Chi è Gospodin ce lo spiega l’ultimo lavoro di Giorgio Barberio Corsetti al Camploy nella rassegna dell’Altro Teatro: un don Chisciotte precipitato un fiaba paradossale. Ma dov’è Gospodin, il regista non ce lo dice. Ed è più interessante per i nostri scambi di scena.
Per i primi cinque minuti di spettacolo il pubblico non riesce a capirlo e Corsetti dà il meglio di sé dopo il lavoro dedicato al Castello di Kafka. Al microfono prima Valentina Picello e poi Marcello Prayer raccontano, ma assolutamente in differita, cosa fa Gospodin. Telecronaca traslata, contemporanea ma pronunciata da un fuoco diverso dall’azione. Moltiplicare i palcoscenici è tra i giochi preferiti di Corsetti. Un vero scambio di scena, le frontiere tra sfondo e proscenio sono frattali, confini labili. Creare sovrapposizioni e quindi spaesamento attraverso la tecnologia, medium fondamentale tra narrazione e azione. Non è più tempo di narrazione. Tanto vale spezzare la fabula come già fece Studio Azzurro con Corsetti (Camera astratta).
La drammaturgia contemporanea sembra fuggire ricordi, memorie e grandi storie. Marco Baliani ci diceva che per monologare occorrono scarpe di cuoio, scarpe che fan rumore per accompagnare le parole. Santamaria ha delle simil-espadrillas, in sintonia con quel recitato che rasenta il grado zero dell’espressività. Un naturalismo isterico, sporcato di romanesco. Si butta là, sottotono, con apparente sciattezza, la forbice che separa la quotidianità dagli ideali. E Gospodin è un leone in gabbia ma a cui Greenpeace ha preso un lama. Vittima di quell’omologazione profetizzata da Warhol, con Pasolini che aleggia intorno: non è libertà poter scegliere al supermercato. Warhol è la mercificazione di tutto e quella pioggia di oggetti sui tre pannelli sono anche il finale di Zabriskie point di Antonioni: un’esplosione di inutile consumismo prima di naufragare nel minimalismo. Ma nello scambio di scena si rincorrono anche citazioni a Oldenbourg e Ramos. Gospodin è Gesù tentato a Gerico dal denaro, Giobbe abbandonato su una montagna di quelle feci che Gospodin continua a nominare.

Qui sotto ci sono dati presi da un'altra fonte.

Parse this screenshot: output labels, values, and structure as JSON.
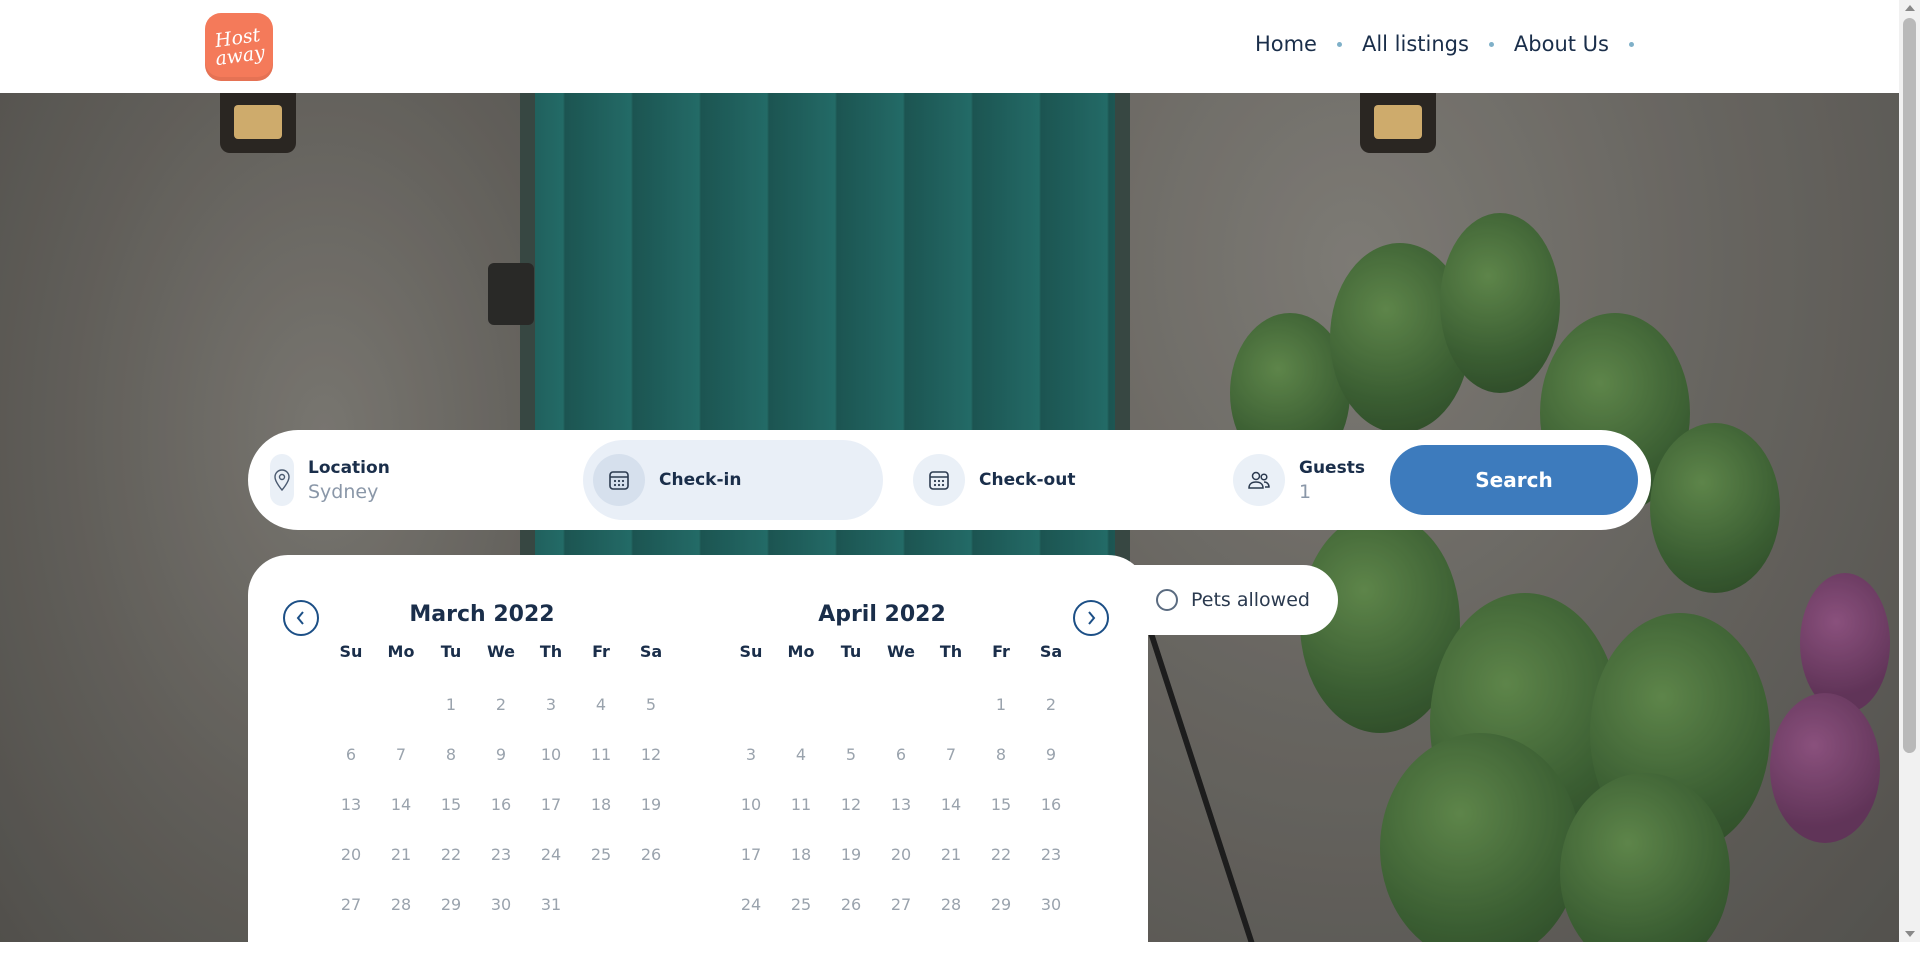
{
  "brand": {
    "logo_text_line1": "Host",
    "logo_text_line2": "away",
    "accent": "#f47a5a"
  },
  "nav": {
    "items": [
      "Home",
      "All listings",
      "About Us"
    ]
  },
  "search": {
    "location": {
      "label": "Location",
      "value": "Sydney",
      "icon": "map-pin-icon"
    },
    "checkin": {
      "label": "Check-in",
      "icon": "calendar-icon"
    },
    "checkout": {
      "label": "Check-out",
      "icon": "calendar-icon"
    },
    "guests": {
      "label": "Guests",
      "value": "1",
      "icon": "users-icon"
    },
    "button_label": "Search",
    "button_color": "#3d7bbd"
  },
  "filters": {
    "pets_label": "Pets allowed",
    "pets_checked": false
  },
  "calendar": {
    "weekdays": [
      "Su",
      "Mo",
      "Tu",
      "We",
      "Th",
      "Fr",
      "Sa"
    ],
    "months": [
      {
        "title": "March 2022",
        "weeks": [
          [
            "",
            "",
            "1",
            "2",
            "3",
            "4",
            "5"
          ],
          [
            "6",
            "7",
            "8",
            "9",
            "10",
            "11",
            "12"
          ],
          [
            "13",
            "14",
            "15",
            "16",
            "17",
            "18",
            "19"
          ],
          [
            "20",
            "21",
            "22",
            "23",
            "24",
            "25",
            "26"
          ],
          [
            "27",
            "28",
            "29",
            "30",
            "31",
            "",
            ""
          ]
        ]
      },
      {
        "title": "April 2022",
        "weeks": [
          [
            "",
            "",
            "",
            "",
            "",
            "1",
            "2"
          ],
          [
            "3",
            "4",
            "5",
            "6",
            "7",
            "8",
            "9"
          ],
          [
            "10",
            "11",
            "12",
            "13",
            "14",
            "15",
            "16"
          ],
          [
            "17",
            "18",
            "19",
            "20",
            "21",
            "22",
            "23"
          ],
          [
            "24",
            "25",
            "26",
            "27",
            "28",
            "29",
            "30"
          ]
        ]
      }
    ]
  }
}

Magari Gospodin non ha mai letto Marx, il suo anticapitalismo è una terza via tra la sinistra radical chic, che frequenta pure certi teatri per specchiarvisi, e il fallimento di chi non ha seguito a suo tempo la lotta armata. Gospodin ha i suoi dogmi, austeri quanto ingenui e l’unico che sembra divertirsi in questa battaglia è proprio Corsetti con i suoi video proiettati sui sei pannelli. Spacciati per descrittivi sono in realtà porte che si schiudono nei mondi dell’arte povera di Kounellis, nella transavanguardia di Enzo Cucchi, passando per certi azzurri di Plessi. La videoarte non decoro né narrazione ma sfondamento verso l’immaginario non lineare, Esplosione dell’anarchica fantasia di Gospodin, esultanza estetica di un riuscito scambio di scena.